Friday 15 April 2016

Too Divisive A Figure

Aidan Rylatt writes:

This week’s announcement by the Electoral Commission that Vote Leave has been designated as the official Leave campaign in the EU referendum debate is a huge blow to Nigel Farage and is a further sign of his political decline. 

Farage is supporting the rival Grassroots Out campaign, which had been vying with Vote Leave for the right to spend up to seven million pounds and receive £600,000 of public funds as the official Leave campaign. 

The decision sparked an angry response from UKIP donor Arron Banks, who said it ‘smells of political corruption’ and vowed to take legal action — which he claimed could delay the referendum until October — but then dropped his plans the next day. 

It seems that Farage may have sensed that Vote Leave had the momentum, however. 

He had been trying to pursue a merger between the two Leave campaigns for a number of months, saying: ‘I have always wanted all on the Leave side to come together and have done my best to try and make this happen. I’ll continue to do so in the run up to the referendum to ensure the Leave side wins.’ 

There are presumably many in the Conservative Party who appreciate the irony of Farage preaching right-wing unity.

This is all a far cry from the early months of 2015, when Farage was at the peak of his political powers. 

Back then, you could barely open a newspaper or switch on the news without encountering a smug-looking Farage holding aloft a pint of beer. 

UKIP had two MPs who had defected from the Conservatives and had reached 23 per cent in general election polls, with Farage predicting the party would win ‘more than three or four seats’ at the general election.

So what happened?

Firstly, and most importantly, the party woefully underachieved in May’s general election.
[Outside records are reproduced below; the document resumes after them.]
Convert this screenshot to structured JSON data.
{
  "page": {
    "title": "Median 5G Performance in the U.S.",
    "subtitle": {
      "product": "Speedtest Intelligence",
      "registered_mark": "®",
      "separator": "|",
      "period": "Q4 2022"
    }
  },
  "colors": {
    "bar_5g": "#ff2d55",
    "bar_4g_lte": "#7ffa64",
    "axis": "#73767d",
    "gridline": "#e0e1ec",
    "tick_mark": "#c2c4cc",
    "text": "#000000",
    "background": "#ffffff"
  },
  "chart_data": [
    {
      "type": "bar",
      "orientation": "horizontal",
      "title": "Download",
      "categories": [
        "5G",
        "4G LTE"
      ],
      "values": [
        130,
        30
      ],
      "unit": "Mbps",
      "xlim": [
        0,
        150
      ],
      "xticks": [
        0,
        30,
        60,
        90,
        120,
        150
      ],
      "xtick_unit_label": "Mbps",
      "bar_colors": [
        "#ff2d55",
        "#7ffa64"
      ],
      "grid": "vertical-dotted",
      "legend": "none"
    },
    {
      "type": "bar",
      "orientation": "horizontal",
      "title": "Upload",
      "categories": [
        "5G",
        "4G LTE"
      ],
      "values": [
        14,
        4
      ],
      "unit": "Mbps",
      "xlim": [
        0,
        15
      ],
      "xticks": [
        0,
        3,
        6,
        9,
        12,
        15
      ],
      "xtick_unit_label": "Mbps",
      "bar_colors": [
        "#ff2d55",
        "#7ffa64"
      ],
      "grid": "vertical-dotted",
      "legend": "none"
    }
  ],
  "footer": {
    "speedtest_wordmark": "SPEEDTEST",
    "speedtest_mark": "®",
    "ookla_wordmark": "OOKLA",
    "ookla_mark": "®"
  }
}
Granted, our archaic and unfair electoral system played a part. 

But still, Farage failed to win a seat and the party lost one of its two MPs, leaving Douglas Carswell as their sole representative in the House of Commons. 

That’s a disaster, even accounting for the unfairness of the first-past-the-post system. 

Farage had promised to resign as UKIP leader if he failed to get elected and duly did so … only to reverse that decision three days later, officially because the party had ‘rejected’ his resignation. 

This decision established the precedent Farage’s leadership has followed ever since.

Effectively, the party has become a one-man fiefdom, with Carswell effectively acting as an independent MP. 

He and Farage have had numerous disagreements – including over Carswell’s support for Vote Leave, rather than Grassroots Out. 

Shortly after Ukip came an extremely distant second to Labour in the December 2015 Oldham by-election, having been tipped by some to win the seat, Carswell called for Farage to stand down as leader of UKIP, with Farage responding with an aggressive call for him to ‘put up or shut up’. 

Most recently, Suzanne Evans, the party’s deputy chairwoman and author of the 2015 manifesto, was suspended from the party for ‘disloyalty’.

One doesn’t have to be a supporter of Evans’ politics to recognise that she is a plausible and effective political operator and a less divisive orator than Farage.

But with Farage apparently under the impression that she was part of a group planning a leadership coup, she was unceremoniously dumped.

She denies any wrongdoing and has been supported by other senior UKIP figures, such as the party’s former Economics spokesman Patrick O’Flynn.

Back when the EU referendum was announced by David Cameron, many warned that the campaign would provide a platform for Farage to further increase support for UKIP.

Instead, the most prominent Leave campaigners have been Boris Johnson and Iain Duncan Smith, and Farage is receiving less media coverage than he was this time last year.

A YouGov poll carried out for The Times this week found that Jeremy Corbyn, Boris Johnson, David Cameron and Iain Duncan Smith are all more trusted on the EU than Farage. 

There is a scenario in which Farage could recover some political momentum.

If Britain votes narrowly to remain in the EU, the outrage and anger of thwarted eurosceptics may prompt a surge of support for the party – the ‘SNP effect’, if you will.

And UKIP are likely to gain representation on the Welsh Assembly in May although, even there, they have slipped back in the polls recently.

Sooner or later, Farage will have to accept that his attempts to make UKIP a one-man operation have harmed the party; that he is too divisive a figure – both within the party and amongst the wider electorate – to significantly increase UKIP’s electoral representation.

The left cannot afford to be complacent about UKIP and its socially corrosive messages on immigration, climate change and taxation.

But if Farage carries on the way he’s going, he may end up hastening the demise of UKIP for us.